A Mexican ship management company has been fined $1.75m in the US and put on probation for a felony violation of the Act to Prevent Pollution from Ships (APPS).

The company pleaded guilty and was sentenced on October 30 in federal district court in Pensacola, Florida, for creating and providing false records to the U.S. Coast Guard to conceal its illegal discharge of oily bilge waste into the ocean, the US Justice department said.

The court sentenced the company to pay a $1.75m fine, serve a four-year term of probation and commit to developing and implementing an environmental compliance plan that will be in effect during the time the company is on probation.

The charge stems from a Coast Guard investigation of the ship once it arrived in Pensacola on August 25, 2023. The ship is a 7,602 gross ton Panamanian-flagged ocean-going bulk carrier that routinely hauled cement from Tampico, Mexico, to Pensacola.

After boarding the ship to determine compliance with all applicable laws, Coast Guard personnel determined that the vessel’s crew had regularly discharged untreated oily bilge water into sea in a manner that bypassed onboard pollution control equipment and then allegedly falsified the ship’s oil record book, the US justice department said, to conceal these discharges.

As part of normal vessel operations, large ocean-going ships generate oily bilge water that periodically needs to be discharged for the vessel to operate safely.
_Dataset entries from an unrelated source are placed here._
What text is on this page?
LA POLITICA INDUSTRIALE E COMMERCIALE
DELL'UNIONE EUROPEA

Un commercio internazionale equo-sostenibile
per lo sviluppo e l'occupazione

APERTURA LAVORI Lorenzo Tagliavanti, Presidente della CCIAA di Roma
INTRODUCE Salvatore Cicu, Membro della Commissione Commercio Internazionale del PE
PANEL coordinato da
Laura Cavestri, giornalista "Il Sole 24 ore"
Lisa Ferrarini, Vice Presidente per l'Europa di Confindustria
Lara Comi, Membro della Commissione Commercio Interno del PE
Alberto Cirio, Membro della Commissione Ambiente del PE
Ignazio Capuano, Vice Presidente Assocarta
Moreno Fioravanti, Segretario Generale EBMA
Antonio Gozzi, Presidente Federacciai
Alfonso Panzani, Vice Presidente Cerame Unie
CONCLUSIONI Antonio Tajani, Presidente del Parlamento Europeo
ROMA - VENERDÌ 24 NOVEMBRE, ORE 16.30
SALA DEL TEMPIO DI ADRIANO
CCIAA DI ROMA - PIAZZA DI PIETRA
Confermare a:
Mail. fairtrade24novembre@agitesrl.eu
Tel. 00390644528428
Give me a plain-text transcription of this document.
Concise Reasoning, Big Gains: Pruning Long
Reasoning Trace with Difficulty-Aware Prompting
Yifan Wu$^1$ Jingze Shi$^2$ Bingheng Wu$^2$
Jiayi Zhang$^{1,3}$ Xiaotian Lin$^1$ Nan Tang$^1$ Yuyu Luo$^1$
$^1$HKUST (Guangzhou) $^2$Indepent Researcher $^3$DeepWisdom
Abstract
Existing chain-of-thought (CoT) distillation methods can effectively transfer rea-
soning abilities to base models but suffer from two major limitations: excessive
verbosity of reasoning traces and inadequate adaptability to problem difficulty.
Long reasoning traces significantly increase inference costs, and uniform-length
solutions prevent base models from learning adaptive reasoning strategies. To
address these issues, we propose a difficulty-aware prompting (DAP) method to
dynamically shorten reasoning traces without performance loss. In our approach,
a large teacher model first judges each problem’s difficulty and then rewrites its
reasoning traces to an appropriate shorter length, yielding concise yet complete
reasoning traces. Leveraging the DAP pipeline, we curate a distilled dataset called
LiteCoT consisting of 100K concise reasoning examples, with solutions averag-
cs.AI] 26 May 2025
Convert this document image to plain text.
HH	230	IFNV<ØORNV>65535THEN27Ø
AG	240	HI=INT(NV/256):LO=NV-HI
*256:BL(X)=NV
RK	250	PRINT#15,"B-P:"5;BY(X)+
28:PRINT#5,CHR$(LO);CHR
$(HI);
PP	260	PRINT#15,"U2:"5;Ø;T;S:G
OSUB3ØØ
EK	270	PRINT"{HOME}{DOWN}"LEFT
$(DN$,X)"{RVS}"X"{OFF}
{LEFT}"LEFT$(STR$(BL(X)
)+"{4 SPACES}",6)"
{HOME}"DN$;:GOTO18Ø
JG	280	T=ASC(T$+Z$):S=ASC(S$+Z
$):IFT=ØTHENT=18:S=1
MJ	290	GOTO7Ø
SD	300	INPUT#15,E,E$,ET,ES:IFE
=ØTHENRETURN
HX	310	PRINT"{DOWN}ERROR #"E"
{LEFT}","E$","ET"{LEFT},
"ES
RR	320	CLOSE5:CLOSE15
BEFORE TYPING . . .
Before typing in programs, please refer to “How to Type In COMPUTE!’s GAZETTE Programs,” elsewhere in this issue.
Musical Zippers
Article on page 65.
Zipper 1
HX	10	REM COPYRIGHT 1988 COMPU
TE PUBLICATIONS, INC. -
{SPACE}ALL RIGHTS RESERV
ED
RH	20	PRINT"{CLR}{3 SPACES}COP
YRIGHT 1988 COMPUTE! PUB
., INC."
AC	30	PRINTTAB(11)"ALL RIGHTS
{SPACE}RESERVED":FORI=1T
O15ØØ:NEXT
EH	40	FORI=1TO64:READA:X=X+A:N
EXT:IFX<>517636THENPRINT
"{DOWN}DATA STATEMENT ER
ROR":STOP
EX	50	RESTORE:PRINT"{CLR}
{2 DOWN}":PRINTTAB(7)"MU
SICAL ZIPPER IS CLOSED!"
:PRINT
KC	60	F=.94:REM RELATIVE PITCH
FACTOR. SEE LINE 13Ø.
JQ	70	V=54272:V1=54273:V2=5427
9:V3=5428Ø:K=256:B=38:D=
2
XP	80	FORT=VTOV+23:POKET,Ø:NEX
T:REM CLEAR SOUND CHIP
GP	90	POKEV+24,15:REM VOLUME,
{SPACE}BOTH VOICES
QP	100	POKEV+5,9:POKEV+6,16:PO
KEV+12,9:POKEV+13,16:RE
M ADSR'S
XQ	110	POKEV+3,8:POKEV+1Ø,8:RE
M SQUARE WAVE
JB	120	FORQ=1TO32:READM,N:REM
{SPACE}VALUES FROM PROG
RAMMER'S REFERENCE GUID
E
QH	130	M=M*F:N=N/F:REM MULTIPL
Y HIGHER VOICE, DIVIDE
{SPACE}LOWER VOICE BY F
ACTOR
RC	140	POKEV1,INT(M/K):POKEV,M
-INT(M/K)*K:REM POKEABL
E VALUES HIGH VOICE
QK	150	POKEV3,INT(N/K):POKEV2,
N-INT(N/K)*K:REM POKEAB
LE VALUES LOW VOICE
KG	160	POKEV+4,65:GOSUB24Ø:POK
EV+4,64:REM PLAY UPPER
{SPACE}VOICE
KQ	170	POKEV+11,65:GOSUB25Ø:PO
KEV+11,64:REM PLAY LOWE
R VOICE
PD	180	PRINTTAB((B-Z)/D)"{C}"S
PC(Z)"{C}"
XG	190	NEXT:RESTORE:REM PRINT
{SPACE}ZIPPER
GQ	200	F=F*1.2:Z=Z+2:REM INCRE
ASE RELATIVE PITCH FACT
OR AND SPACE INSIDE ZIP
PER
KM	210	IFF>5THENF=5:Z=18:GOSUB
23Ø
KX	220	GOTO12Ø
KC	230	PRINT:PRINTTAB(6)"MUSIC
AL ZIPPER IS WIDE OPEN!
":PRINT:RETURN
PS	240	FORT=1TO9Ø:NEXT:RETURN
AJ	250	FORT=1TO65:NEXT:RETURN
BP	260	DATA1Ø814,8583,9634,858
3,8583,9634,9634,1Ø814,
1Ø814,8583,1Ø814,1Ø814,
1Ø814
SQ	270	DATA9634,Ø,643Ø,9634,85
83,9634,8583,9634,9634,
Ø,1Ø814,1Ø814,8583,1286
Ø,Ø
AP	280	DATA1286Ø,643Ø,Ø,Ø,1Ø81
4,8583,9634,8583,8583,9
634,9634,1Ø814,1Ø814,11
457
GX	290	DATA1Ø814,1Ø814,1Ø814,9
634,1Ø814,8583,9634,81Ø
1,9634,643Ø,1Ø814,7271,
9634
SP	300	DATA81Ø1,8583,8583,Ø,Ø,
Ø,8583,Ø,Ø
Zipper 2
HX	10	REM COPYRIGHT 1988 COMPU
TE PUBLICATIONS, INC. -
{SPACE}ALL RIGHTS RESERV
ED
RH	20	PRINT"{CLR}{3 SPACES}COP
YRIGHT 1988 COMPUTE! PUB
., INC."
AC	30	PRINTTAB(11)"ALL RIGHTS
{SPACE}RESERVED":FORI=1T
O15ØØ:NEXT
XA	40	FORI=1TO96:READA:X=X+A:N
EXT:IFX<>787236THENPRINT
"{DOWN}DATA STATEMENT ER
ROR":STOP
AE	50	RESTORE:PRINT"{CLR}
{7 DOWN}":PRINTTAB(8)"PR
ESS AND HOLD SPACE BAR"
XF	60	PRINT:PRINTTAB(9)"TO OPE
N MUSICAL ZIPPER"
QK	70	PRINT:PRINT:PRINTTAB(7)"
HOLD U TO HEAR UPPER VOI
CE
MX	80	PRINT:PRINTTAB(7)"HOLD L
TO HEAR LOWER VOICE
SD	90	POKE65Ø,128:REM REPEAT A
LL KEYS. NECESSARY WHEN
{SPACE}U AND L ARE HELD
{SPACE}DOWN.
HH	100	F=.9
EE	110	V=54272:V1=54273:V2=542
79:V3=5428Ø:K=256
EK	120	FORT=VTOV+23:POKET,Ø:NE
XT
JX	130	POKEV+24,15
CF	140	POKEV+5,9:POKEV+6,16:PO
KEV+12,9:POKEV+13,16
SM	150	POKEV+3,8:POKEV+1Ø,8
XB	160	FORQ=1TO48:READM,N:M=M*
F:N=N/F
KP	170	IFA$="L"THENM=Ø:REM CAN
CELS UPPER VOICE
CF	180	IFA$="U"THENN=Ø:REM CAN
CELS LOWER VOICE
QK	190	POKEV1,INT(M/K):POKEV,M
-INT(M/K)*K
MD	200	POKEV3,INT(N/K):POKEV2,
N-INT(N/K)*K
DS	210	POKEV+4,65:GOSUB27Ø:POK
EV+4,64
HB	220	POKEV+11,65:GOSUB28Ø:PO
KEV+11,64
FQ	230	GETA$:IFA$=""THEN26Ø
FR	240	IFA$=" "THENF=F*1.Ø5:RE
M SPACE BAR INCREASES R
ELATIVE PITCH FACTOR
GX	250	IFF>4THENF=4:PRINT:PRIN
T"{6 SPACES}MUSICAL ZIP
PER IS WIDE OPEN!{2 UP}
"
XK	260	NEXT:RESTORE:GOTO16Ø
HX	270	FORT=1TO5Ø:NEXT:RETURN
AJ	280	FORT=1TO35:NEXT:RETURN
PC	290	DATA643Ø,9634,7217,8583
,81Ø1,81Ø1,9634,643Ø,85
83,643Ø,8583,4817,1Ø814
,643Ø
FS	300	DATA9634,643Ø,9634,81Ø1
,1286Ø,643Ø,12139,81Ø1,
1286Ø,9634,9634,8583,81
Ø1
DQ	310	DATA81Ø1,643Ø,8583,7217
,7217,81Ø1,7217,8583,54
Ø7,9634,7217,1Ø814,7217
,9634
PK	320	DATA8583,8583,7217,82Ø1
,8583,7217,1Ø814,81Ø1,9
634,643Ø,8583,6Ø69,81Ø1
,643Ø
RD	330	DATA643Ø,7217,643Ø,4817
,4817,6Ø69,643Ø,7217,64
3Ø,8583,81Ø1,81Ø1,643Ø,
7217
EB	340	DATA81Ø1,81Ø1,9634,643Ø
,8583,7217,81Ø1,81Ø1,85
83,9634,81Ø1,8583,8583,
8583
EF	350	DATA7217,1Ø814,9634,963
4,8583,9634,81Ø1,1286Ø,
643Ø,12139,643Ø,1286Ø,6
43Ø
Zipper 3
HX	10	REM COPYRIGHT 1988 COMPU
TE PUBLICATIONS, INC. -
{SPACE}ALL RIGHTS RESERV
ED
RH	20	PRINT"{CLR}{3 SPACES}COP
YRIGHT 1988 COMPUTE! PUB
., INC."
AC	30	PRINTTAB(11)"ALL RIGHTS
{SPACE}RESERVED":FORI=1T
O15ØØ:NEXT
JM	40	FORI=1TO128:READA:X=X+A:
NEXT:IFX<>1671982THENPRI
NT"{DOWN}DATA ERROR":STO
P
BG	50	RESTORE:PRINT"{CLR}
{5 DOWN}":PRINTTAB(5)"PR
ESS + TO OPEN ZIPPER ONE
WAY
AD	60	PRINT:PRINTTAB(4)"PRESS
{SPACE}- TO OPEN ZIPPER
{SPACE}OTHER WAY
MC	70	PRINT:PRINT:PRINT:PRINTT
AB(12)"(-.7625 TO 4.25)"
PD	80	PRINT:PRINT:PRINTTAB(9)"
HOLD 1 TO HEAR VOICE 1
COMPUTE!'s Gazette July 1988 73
The United States and Panama are both parties to an international treaty known as MARPOL, which regulates and limits the at-sea discharge of oily bilge water.

To satisfy these marine pollution requirements, vessels typically discharge oily bilge water after it has been processed through an oily water separator, a piece of onboard pollution control equipment which removes oil from bilge water prior to discharge.

Ships are required to maintain an oil record book that documents all discharges of oily bilge water so authorities can monitor ships for compliance with these international requirements.

Federal law requires that foreign ships arriving at U.S. ports maintain an accurate oil record book.